PowerPoint slides are available to accompany our call and can be accessed on our website. The slides include information of our consolidated financial results and each of the segments.

After our opening comments we will open up the call for your questions.

Net sales were up 29% to a $190 million for the quarter as compared to the prior year. Sales increased in all divisions and regions with strong growth continuing Asia Pacific, and solid growth in both the Americas and Europe.

Operating earnings as a percentage of sales were 23%, up from 18% a year ago with net earnings totaling $30 million. Currency translation has not had a significant effect for the quarter or year-to-date. Changes in Asian currencies and the Canadian dollar continue to largely offset changes in the Euro.

Our gross profit margin as a percentage of sales was 55% as compared to 53% in the third quarter last year. Higher production volume in 2010 has been the primary driver of the improvement in both the quarter and year-to-date rate.

Material cost remains favorable as compared to last year even with some material cost pressures during the third quarter. Although these cost pressures are likely to continue, we expect fourth quarter material cost to remain favorable as compared to last year.

Operating expenses for the quarter increased by $9 million as compared to last year. Continued strong operating results drove incentive and bonuses provisions in the third quarter similar to the second quarter of 2010. For the full year we expect that cost and expenses related to incentive and bonuses to be $20 million higher than last year.

The effective tax rate for the third quarter was 28% and reflects the expiring statute to limitations in recent tax [bar] ruling. The year-to-date tax rate was 32% as compared to 31% last year. We expect the full year tax-rate to be approximately 33%. The federal R&D tax credit has now been renewed for 2010 and no benefit is included in the current rate. In future quarters without changes in tax law we expect to rate a 34% to 35%.

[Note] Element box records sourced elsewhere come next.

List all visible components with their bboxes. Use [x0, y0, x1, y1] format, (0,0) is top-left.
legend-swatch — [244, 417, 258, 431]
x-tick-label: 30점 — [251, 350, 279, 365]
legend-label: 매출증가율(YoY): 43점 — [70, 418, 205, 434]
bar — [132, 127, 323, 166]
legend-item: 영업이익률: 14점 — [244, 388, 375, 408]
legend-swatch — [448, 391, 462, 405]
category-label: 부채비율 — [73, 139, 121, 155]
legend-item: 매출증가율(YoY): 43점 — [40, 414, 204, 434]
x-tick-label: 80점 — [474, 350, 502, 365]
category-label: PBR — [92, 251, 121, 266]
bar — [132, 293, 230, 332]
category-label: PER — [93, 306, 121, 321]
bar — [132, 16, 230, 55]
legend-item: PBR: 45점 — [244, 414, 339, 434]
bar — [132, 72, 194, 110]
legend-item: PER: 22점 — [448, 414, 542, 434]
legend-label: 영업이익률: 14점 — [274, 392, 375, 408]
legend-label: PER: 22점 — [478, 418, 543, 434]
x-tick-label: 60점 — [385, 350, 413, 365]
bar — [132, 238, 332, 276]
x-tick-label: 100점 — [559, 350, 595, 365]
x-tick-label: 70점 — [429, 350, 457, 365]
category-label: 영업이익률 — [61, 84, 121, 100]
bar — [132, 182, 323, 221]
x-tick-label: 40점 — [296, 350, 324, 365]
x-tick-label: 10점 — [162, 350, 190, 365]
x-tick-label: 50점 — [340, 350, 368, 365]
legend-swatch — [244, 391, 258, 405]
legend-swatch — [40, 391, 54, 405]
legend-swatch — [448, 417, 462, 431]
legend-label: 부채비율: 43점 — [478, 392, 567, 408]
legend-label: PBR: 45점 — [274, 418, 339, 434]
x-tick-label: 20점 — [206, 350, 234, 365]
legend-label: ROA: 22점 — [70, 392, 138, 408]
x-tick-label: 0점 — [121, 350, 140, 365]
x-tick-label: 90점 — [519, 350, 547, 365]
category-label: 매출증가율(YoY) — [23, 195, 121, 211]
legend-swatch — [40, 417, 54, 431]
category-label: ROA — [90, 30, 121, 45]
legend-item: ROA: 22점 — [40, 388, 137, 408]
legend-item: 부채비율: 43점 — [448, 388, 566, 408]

Year-to-date cash flow from operations was $62 million as compared to a $110 million last year. Our working capital investment increased in line with our increasing volumes.

Year-to-date inventories have increased by $27 million with an improvement in turn. We expect that inventories will be level in the fourth quarter.

Accounts receivable have increased by $35 million year-to-date with consistent days of sales outstanding. Primary usage of cash year-to-date have been capital expenditures of $9 million, a voluntary contribution of $10 million to a funded pension plan, dividends of $36 million and share repurchases of $24 million. Long term debt totaled $90 million at the end of quarter, with unused credit lines of a $171 million.

Finally, backlog continues to be strong although down $3 million from the end of quarter two as new product orders and contractors did ship during the third quarter.

With that, I will turn it over to Pat for additional comments.

Pat McHale

Good morning, I will start off by giving some color to our revenue performance during the quarter. I'll begin with Europe.

Sales in Europe were up 22%, 32% at consistent exchange rates versus the third quarter of last year. Sales increased solid double digit in Western Europe, Eastern Europe, the Middle East and Africa.

Contractor equipment sales were strong despite difficult end market conditions in many countries. Of the 30% increase 41% at consistent exchange was driven largely by new product. Our base business in Europe contractor, excluding new products did increase at low double digit rate due primarily to strong growth in Eastern Europe and Russia.